- Language: English
- Genre: Science fiction

Publication
- Published in: Asimov's Science Fiction
- Publication type: Magazine
- Publication date: July 2006
- Publication place: United States

= Impossible Dreams =

"Impossible Dreams" is a science fiction short story written in 2006 by Tim Pratt. It was first published in Asimov's Science Fiction in 2006, and subsequently republished in Pratt's 2007 collection Hart & Boot & Other Stories, and in the 2012 anthology Other Worlds Than These.

==Plot summary==
Pete is a cinephile. One day, he discovers a video store containing movies that were never created. He discovers that he enters a parallel universe every time he visits the store, and becomes both frustrated and elated as he tries to watch as many of the videos as possible, while forming a bond with the store's downbeat clerk. By the end of the short story, Pete is now friends with Ally. Ally grew tired of the parallel universe and is now living with Pete and watching movies with him.

==Characters==
- Pete – One of the main characters of the story. Pete is a movie lover. He meets Ally in the parallel movie store and there he sees a variety of movies that are parallel to the ones that he had in his world.
- Ally – The other main character of the story. Ally works in the movie store in the parallel world. Ally later leaves the parallel world and joins Pete in his world.

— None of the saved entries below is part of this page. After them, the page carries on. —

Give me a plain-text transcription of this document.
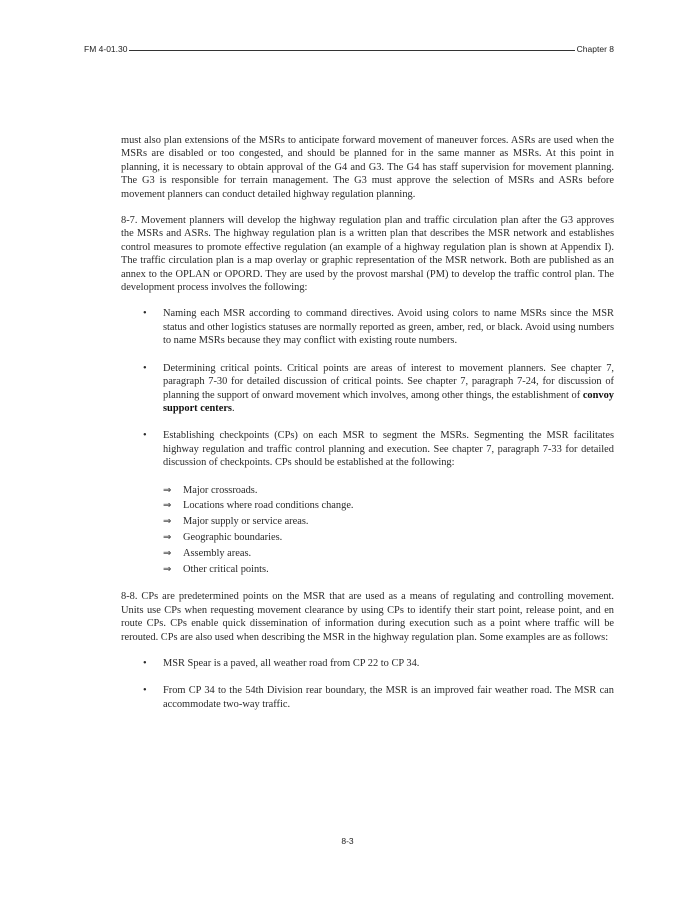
FM 4-01.30	Chapter 8

must also plan extensions of the MSRs to anticipate forward movement of maneuver forces. ASRs are used when the MSRs are disabled or too congested, and should be planned for in the same manner as MSRs. At this point in planning, it is necessary to obtain approval of the G4 and G3. The G4 has staff supervision for movement planning. The G3 is responsible for terrain management. The G3 must approve the selection of MSRs and ASRs before movement planners can conduct detailed highway regulation planning.

8-7. Movement planners will develop the highway regulation plan and traffic circulation plan after the G3 approves the MSRs and ASRs. The highway regulation plan is a written plan that describes the MSR network and establishes control measures to promote effective regulation (an example of a highway regulation plan is shown at Appendix I). The traffic circulation plan is a map overlay or graphic representation of the MSR network. Both are published as an annex to the OPLAN or OPORD. They are used by the provost marshal (PM) to develop the traffic control plan. The development process involves the following:

• Naming each MSR according to command directives. Avoid using colors to name MSRs since the MSR status and other logistics statuses are normally reported as green, amber, red, or black. Avoid using numbers to name MSRs because they may conflict with existing route numbers.
• Determining critical points. Critical points are areas of interest to movement planners. See chapter 7, paragraph 7-30 for detailed discussion of critical points. See chapter 7, paragraph 7-24, for discussion of planning the support of onward movement which involves, among other things, the establishment of convoy support centers.
• Establishing checkpoints (CPs) on each MSR to segment the MSRs. Segmenting the MSR facilitates highway regulation and traffic control planning and execution. See chapter 7, paragraph 7-33 for detailed discussion of checkpoints. CPs should be established at the following:
⇒	Major crossroads.
⇒	Locations where road conditions change.
⇒	Major supply or service areas.
⇒	Geographic boundaries.
⇒	Assembly areas.
⇒	Other critical points.

8-8. CPs are predetermined points on the MSR that are used as a means of regulating and controlling movement. Units use CPs when requesting movement clearance by using CPs to identify their start point, release point, and en route CPs. CPs enable quick dissemination of information during execution such as a point where traffic will be rerouted. CPs are also used when describing the MSR in the highway regulation plan. Some examples are as follows:

• MSR Spear is a paved, all weather road from CP 22 to CP 34.
• From CP 34 to the 54th Division rear boundary, the MSR is an improved fair weather road. The MSR can accommodate two-way traffic.
8-3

==Movies in the parallel world==
- The Death of Superman – directed by Tim Burton and starring Nicolas Cage
- Total Recall – directed by David Cronenberg
- The Terminator – starring O. J. Simpson
- Raiders of the Lost Ark – starring Tom Selleck
- Casablanca – starring George Raft
- A.I. Artificial Intelligence – Kubrick lived to complete this
- The Lunch Bunch – not a real movie but in the parallel world it is a sequel to The Breakfast Club

==Reception==
"Impossible Dreams" won the 2007 Hugo Award for Best Short Story.

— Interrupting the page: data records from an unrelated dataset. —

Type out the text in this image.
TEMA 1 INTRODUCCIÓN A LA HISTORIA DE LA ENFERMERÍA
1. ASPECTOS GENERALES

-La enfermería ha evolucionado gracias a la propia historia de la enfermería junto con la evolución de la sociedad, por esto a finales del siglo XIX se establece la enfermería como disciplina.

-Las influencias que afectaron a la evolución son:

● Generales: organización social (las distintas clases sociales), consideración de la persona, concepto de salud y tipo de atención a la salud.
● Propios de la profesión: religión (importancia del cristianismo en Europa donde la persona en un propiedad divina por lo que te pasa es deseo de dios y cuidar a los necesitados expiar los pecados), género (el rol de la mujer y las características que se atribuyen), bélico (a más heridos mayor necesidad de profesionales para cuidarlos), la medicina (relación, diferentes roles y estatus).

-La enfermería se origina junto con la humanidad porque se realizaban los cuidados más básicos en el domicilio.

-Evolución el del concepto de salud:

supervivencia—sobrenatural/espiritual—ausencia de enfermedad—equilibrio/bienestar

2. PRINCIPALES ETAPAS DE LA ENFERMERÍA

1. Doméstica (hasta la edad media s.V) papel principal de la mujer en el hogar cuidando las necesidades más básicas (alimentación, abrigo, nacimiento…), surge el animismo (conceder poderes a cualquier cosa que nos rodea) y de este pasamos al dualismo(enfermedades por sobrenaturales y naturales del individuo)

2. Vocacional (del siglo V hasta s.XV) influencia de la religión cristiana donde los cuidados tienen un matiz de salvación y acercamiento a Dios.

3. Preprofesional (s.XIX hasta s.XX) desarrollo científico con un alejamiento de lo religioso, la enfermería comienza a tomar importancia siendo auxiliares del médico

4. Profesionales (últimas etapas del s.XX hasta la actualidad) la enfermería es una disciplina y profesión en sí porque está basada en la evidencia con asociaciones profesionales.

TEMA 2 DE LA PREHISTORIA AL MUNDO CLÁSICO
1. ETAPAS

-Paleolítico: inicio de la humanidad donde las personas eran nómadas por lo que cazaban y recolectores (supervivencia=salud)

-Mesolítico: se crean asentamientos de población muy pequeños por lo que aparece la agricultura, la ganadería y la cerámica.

Several reviews stated that the novella and movie are like the Twilight Zone. In addition, the novella inspires the reader to become a movie buff. Pete is described by one critic as "a young film buff who discovers a movie rental shop from a parallel universe."

==Film adaptation==
In 2011, a short film adaptation of "Impossible Dreams" was made in Israel by Shir Comay in the Hebrew language (the Hebrew title is וידאו קסם, literally "Magic Video-rentals"). The film premiered on July 12, 2011, as part of the Jerusalem Film Festival, and won the Israeli shorts competition in the ICon festival 2011 Israeli shorts competition.